Infinity plus Infinity
Let $a \in \mathbb{C}$. Ahlfors says we let $a + \infty = \infty$ and $a \cdot \infty = \infty$. But we cannot define $\infty + \infty$ without violating the laws of arithimetic (i.e. field axioms).
I don't see why this is. Don't we have $\infty + \infty = \infty$ by applying the distributive law to $2\cdot \infty$? What am I misunderstanding?
The misunderstanding is assuming that the distributive law applies without exception to the extended arithmetic you're defining here. It doesn't, and your reasoning shows why.
Without defining $\infty+\infty$ you can make the field axioms hold to the extent that the expressions in the axioms are defined at all. The point of not defining $\infty+\infty$ is exactly to avoid expressions for which different applications of the field axioms would give multiple inconsistent values.

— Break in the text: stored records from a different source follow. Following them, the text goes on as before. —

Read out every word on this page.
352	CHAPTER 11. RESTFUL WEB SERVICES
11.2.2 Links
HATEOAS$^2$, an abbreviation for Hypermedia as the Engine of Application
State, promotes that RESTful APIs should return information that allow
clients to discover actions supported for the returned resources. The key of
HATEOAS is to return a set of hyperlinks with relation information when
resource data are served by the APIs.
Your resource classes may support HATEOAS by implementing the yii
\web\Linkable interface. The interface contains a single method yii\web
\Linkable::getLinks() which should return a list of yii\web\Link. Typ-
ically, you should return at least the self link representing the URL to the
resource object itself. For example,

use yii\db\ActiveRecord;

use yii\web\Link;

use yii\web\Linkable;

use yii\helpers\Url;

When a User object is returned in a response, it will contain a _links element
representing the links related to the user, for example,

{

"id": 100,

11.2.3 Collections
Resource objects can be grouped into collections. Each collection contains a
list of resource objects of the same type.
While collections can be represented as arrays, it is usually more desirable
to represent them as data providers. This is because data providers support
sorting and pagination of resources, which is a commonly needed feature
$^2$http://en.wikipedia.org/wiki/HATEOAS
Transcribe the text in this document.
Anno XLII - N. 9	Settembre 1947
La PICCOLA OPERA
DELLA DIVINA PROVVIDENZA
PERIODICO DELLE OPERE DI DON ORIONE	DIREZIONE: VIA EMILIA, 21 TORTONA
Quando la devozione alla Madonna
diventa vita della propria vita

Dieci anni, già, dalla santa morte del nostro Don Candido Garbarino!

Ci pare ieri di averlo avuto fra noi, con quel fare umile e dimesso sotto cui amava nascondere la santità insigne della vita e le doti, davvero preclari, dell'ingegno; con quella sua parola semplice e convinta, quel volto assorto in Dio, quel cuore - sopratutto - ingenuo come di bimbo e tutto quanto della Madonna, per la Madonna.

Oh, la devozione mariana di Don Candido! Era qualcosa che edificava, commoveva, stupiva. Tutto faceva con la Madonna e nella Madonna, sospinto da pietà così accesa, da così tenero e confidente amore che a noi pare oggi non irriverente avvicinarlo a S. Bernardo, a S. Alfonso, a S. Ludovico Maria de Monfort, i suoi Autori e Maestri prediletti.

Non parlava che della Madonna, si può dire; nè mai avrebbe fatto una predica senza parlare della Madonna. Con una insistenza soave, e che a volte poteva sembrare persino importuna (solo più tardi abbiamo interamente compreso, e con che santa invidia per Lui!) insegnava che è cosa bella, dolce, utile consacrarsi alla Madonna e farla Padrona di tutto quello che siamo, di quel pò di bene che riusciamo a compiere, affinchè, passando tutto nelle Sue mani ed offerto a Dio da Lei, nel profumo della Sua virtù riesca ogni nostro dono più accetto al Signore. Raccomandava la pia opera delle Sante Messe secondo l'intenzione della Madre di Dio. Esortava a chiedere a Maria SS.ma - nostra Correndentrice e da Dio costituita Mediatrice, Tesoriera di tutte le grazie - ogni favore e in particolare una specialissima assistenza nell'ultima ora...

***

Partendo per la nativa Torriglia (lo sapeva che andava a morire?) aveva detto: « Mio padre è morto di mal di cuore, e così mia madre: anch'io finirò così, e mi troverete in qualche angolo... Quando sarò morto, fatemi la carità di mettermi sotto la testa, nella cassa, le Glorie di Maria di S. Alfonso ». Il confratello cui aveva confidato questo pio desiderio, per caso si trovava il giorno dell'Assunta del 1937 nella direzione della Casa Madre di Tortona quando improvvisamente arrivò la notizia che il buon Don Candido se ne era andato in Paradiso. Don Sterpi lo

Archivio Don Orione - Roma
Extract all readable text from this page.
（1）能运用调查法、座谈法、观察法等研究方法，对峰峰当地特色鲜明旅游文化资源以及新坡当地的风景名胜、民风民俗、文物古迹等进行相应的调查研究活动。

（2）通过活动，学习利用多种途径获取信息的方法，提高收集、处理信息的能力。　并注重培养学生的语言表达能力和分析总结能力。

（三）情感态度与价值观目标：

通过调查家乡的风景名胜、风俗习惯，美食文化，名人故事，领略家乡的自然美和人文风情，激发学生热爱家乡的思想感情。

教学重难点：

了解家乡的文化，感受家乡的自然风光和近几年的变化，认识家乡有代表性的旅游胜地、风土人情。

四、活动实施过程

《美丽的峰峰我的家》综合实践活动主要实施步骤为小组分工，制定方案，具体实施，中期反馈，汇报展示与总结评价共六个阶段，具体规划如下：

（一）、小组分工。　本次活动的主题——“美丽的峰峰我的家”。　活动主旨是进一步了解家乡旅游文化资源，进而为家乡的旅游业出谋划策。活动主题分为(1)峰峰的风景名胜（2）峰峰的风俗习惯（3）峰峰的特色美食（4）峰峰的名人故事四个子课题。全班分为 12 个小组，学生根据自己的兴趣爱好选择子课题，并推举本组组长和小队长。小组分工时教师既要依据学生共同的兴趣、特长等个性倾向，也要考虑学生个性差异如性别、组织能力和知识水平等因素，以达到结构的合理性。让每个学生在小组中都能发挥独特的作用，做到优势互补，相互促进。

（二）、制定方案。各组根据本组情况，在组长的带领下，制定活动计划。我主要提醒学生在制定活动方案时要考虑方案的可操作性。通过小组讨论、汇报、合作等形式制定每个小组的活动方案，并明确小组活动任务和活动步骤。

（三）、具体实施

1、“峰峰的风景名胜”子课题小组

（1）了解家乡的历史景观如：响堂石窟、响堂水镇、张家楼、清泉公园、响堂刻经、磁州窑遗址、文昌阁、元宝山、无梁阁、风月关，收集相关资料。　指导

Ah, but are you sure you have the distributive law? :)
The proof of non-existence is that the arithmetic operations are defined by continuous extension. So, we need to check whether or not the following limit exists: $$ \lim_{(x,y) \mapsto (\infty, \infty)} x + y $$ If it existed, we could compute it by taking the limit a particular path. The first chooses $x=y$, and the second $x=-y$: $$ \lim_{(x,y) \mapsto (\infty, \infty)} x + y = \lim_{x \mapsto \infty} x + x = \infty $$ $$ \lim_{(x,y) \mapsto (\infty, \infty)} x + y = \lim_{x \mapsto \infty} x - x = 0 $$
Assume you had such a $\infty$ consistant with field axioms. Then $ \infty = \infty + \infty \Longrightarrow \infty - \infty = 0$. This follows from the fact that in a field, a unique additive inverse exists for every element, so that also exists for $ \infty$. You wanted to define $\infty = \infty + \infty$, and if we add the additive inverse on both sides, we get $ 0 = \infty + (-\infty) = (\infty + \infty) + (-\infty)$. By associativity, we can swap the brackets on the right to couple $\infty$ with its additive inverse and get $\infty + 0 = \infty$
But then $ 1 = 1 + \infty + (-\infty) = \infty + (-\infty) = 0$, a contradicition.